SAPROF
Structured Assessment of Protective Factors for violence risk
Clinical use of the SAPROF - Update to SAPROF manual (January 2016)

Please note the following statement in the manual that by now is safe to be revised:  

On p. 21 of the SAPROF manual it states: "At present, this tool should be used mainly as a research instrument, though clinical use of the SAPROF is possible. The assessor should be careful when drawing conclusions regarding the assessment as there is still insufficient data on the psychometric properties of the SAPROF, in particular its predictive validity."

This statement was written when the SAPROF was first published in English in 2009. Since then the body of evidence for the psychometric properties of the SAPROF (in particular its reliability and predictive validity) have been studied extensively. Over 20 international studies have now been published and in general results are quite strong. Good interrater reliability and good predictive validity has been found in prospective as well as retrospective studies with patients/clients/offenders at different follow-up times and for different patient groups. Results have shown to be equally strong for predicting re-offending in those with a history of violent offending as well as for those with a history of sexual offending, and for both in-patient and community (sexual) violence. In addition, several studies have found incremental predictive validity of the SAPROF protective factors over risk-focused assessment tools. Moreover, it has been shown that changes (progress) in protective factors is significantly predictive of desistance: those who improve the most during treatment, show the lowest recidivism rates after discharge to the community. This is a very promising finding for clinical practice and makes the tool suitable for treatment guidance, progress evaluation and routine outcome monitoring. Since 2007 the tool has been implemented in clinical practice in many different countries around the world (15 different translations are now available) and clinicians have welcomed the tool with open arms, given its positive focus on empirically based and desistance / rehabilitation enhancing factors which provide valuable guideline to strengths based treatment guidance and risk management planning.

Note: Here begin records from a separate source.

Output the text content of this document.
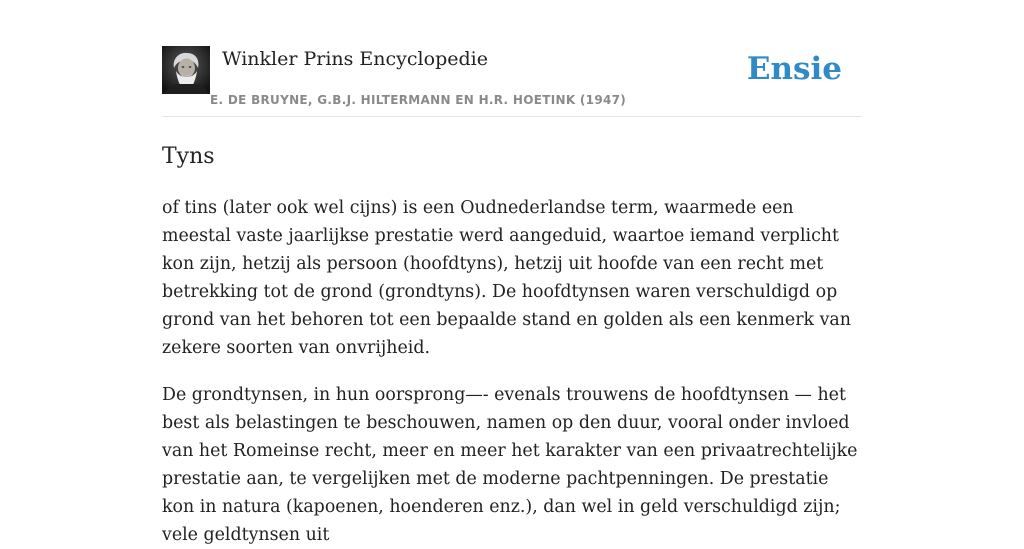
Winkler Prins Encyclopedie
E. DE BRUYNE, G.B.J. HILTERMANN EN H.R. HOETINK (1947)
Ensie
Tyns

of tins (later ook wel cijns) is een Oudnederlandse term, waarmede een meestal vaste jaarlijkse prestatie werd aangeduid, waartoe iemand verplicht kon zijn, hetzij als persoon (hoofdtyns), hetzij uit hoofde van een recht met betrekking tot de grond (grondtyns). De hoofdtynsen waren verschuldigd op grond van het behoren tot een bepaalde stand en golden als een kenmerk van zekere soorten van onvrijheid.

De grondtynsen, in hun oorsprong—- evenals trouwens de hoofdtynsen — het best als belastingen te beschouwen, namen op den duur, vooral onder invloed van het Romeinse recht, meer en meer het karakter van een privaatrechtelijke prestatie aan, te vergelijken met de moderne pachtpenningen. De prestatie kon in natura (kapoenen, hoenderen enz.), dan wel in geld verschuldigd zijn; vele geldtynsen uit
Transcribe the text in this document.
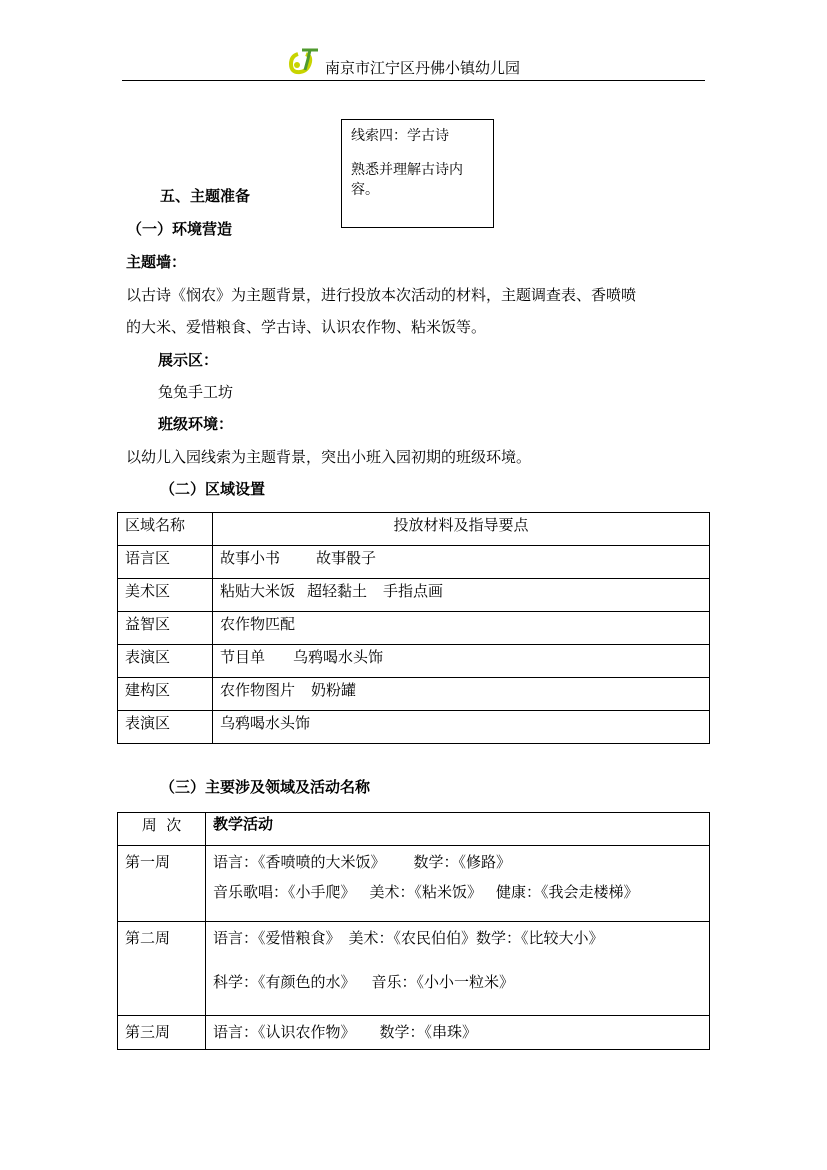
南京市江宁区丹佛小镇幼儿园
线索四：学古诗
熟悉并理解古诗内容。
五、主题准备
（一）环境营造
主题墙：
以古诗《悯农》为主题背景，进行投放本次活动的材料，主题调查表、香喷喷
的大米、爱惜粮食、学古诗、认识农作物、粘米饭等。
展示区：
兔兔手工坊
班级环境：
以幼儿入园线索为主题背景，突出小班入园初期的班级环境。
（二）区域设置
区域名称	投放材料及指导要点
语言区	故事小书 故事骰子
美术区	粘贴大米饭 超轻黏土 手指点画
益智区	农作物匹配
表演区	节目单 乌鸦喝水头饰
建构区	农作物图片 奶粉罐
表演区	乌鸦喝水头饰
（三）主要涉及领域及活动名称
周  次	教学活动
第一周	语言：《香喷喷的大米饭》 数学：《修路》
音乐歌唱：《小手爬》 美术：《粘米饭》 健康：《我会走楼梯》

第二周	语言：《爱惜粮食》 美术：《农民伯伯》数学：《比较大小》
科学：《有颜色的水》 音乐：《小小一粒米》

第三周	语言：《认识农作物》 数学：《串珠》
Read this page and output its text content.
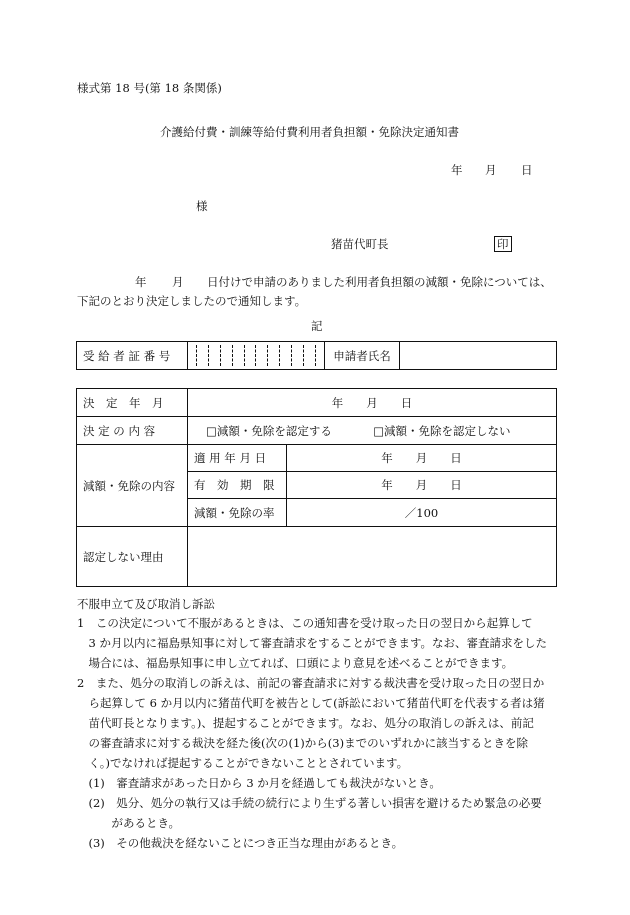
様式第 18 号(第 18 条関係)
介護給付費・訓練等給付費利用者負担額・免除決定通知書
年 月 日
様
猪苗代町長	印
年 月 日付けで申請のありました利用者負担額の減額・免除については、
下記のとおり決定しましたので通知します。
記
受 給 者 証 番 号		申請者氏名	
決　定　年　月	年　　月　　日	
決 定 の 内 容	□減額・免除を認定する □減額・免除を認定しない	
減額・免除の内容	適 用 年 月 日	年　　月　　日
	有　効　期　限	年　　月　　日
	減額・免除の率	／100
認定しない理由		
不服申立て及び取消し訴訟
1　この決定について不服があるときは、この通知書を受け取った日の翌日から起算して
　3 か月以内に福島県知事に対して審査請求をすることができます。なお、審査請求をした
　場合には、福島県知事に申し立てれば、口頭により意見を述べることができます。
2　また、処分の取消しの訴えは、前記の審査請求に対する裁決書を受け取った日の翌日か
　ら起算して 6 か月以内に猪苗代町を被告として(訴訟において猪苗代町を代表する者は猪
　苗代町長となります。)、提起することができます。なお、処分の取消しの訴えは、前記
　の審査請求に対する裁決を経た後(次の(1)から(3)までのいずれかに該当するときを除
　く。)でなければ提起することができないこととされています。
　(1)　審査請求があった日から 3 か月を経過しても裁決がないとき。
　(2)　処分、処分の執行又は手続の続行により生ずる著しい損害を避けるため緊急の必要
　　　があるとき。
　(3)　その他裁決を経ないことにつき正当な理由があるとき。
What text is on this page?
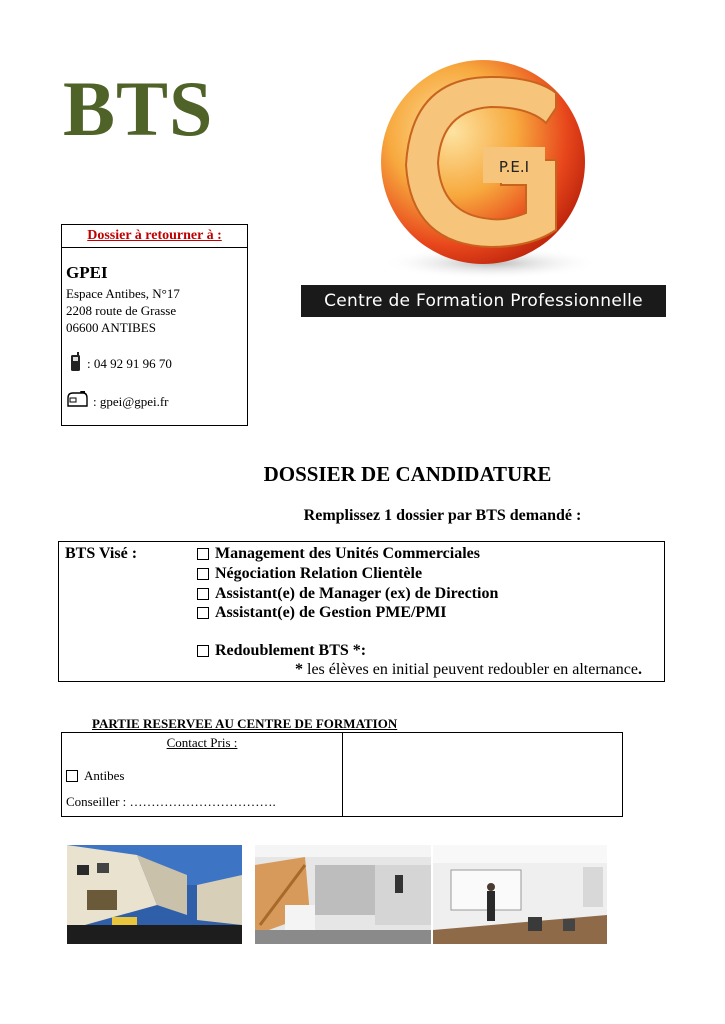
BTS
Dossier à retourner à :
GPEI
Espace Antibes, N°17
2208 route de Grasse
06600 ANTIBES
: 04 92 91 96 70
: gpei@gpei.fr
P.E.I
Centre de Formation Professionnelle
DOSSIER DE CANDIDATURE
Remplissez 1 dossier par BTS demandé :
BTS Visé :	Management des Unités Commerciales
Négociation Relation Clientèle
Assistant(e) de Manager (ex) de Direction
Assistant(e) de Gestion PME/PMI
Redoublement BTS *:
* les élèves en initial peuvent redoubler en alternance.
PARTIE RESERVEE AU CENTRE DE FORMATION
Contact Pris :
Antibes
Conseiller : …………………………….
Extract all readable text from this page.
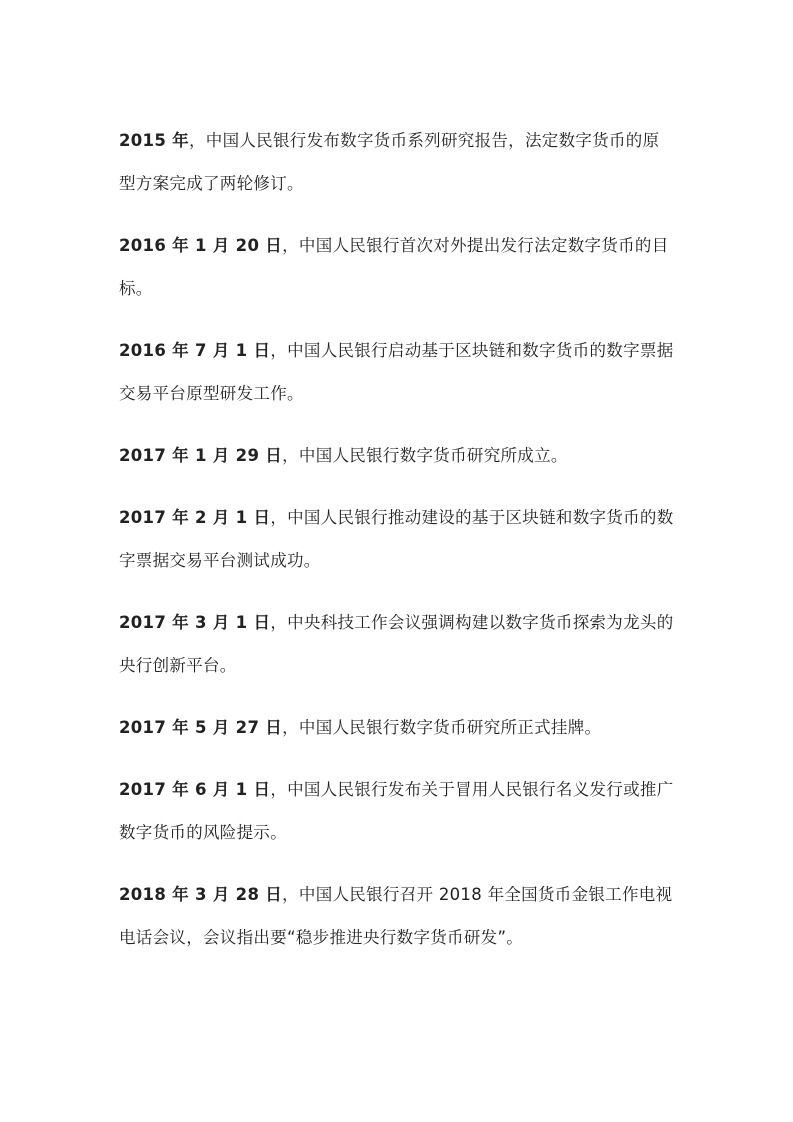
2015 年，中国人民银行发布数字货币系列研究报告，法定数字货币的原型方案完成了两轮修订。

2016 年 1 月 20 日，中国人民银行首次对外提出发行法定数字货币的目标。

2016 年 7 月 1 日，中国人民银行启动基于区块链和数字货币的数字票据交易平台原型研发工作。

2017 年 1 月 29 日，中国人民银行数字货币研究所成立。

2017 年 2 月 1 日，中国人民银行推动建设的基于区块链和数字货币的数字票据交易平台测试成功。

2017 年 3 月 1 日，中央科技工作会议强调构建以数字货币探索为龙头的央行创新平台。

2017 年 5 月 27 日，中国人民银行数字货币研究所正式挂牌。

2017 年 6 月 1 日，中国人民银行发布关于冒用人民银行名义发行或推广数字货币的风险提示。

2018 年 3 月 28 日，中国人民银行召开 2018 年全国货币金银工作电视电话会议，会议指出要“稳步推进央行数字货币研发”。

For an overview of SAPROF findings please see Research.

Therefore, we feel confident the caution statement on p. 21 of the SAPROF manual should now be revised into:

"Given the strong empirical findings regarding the psychometric properties of the SAPROF, in particular its interrater reliability, predictive validity for desistance in those with violent as well as those with sexual offending histories, and the demonstrated relation between improvements on protective factors and recidivism reduction, this tool may be used as a risk-assessment and treatment guidance tool in clinical practice as well as in research."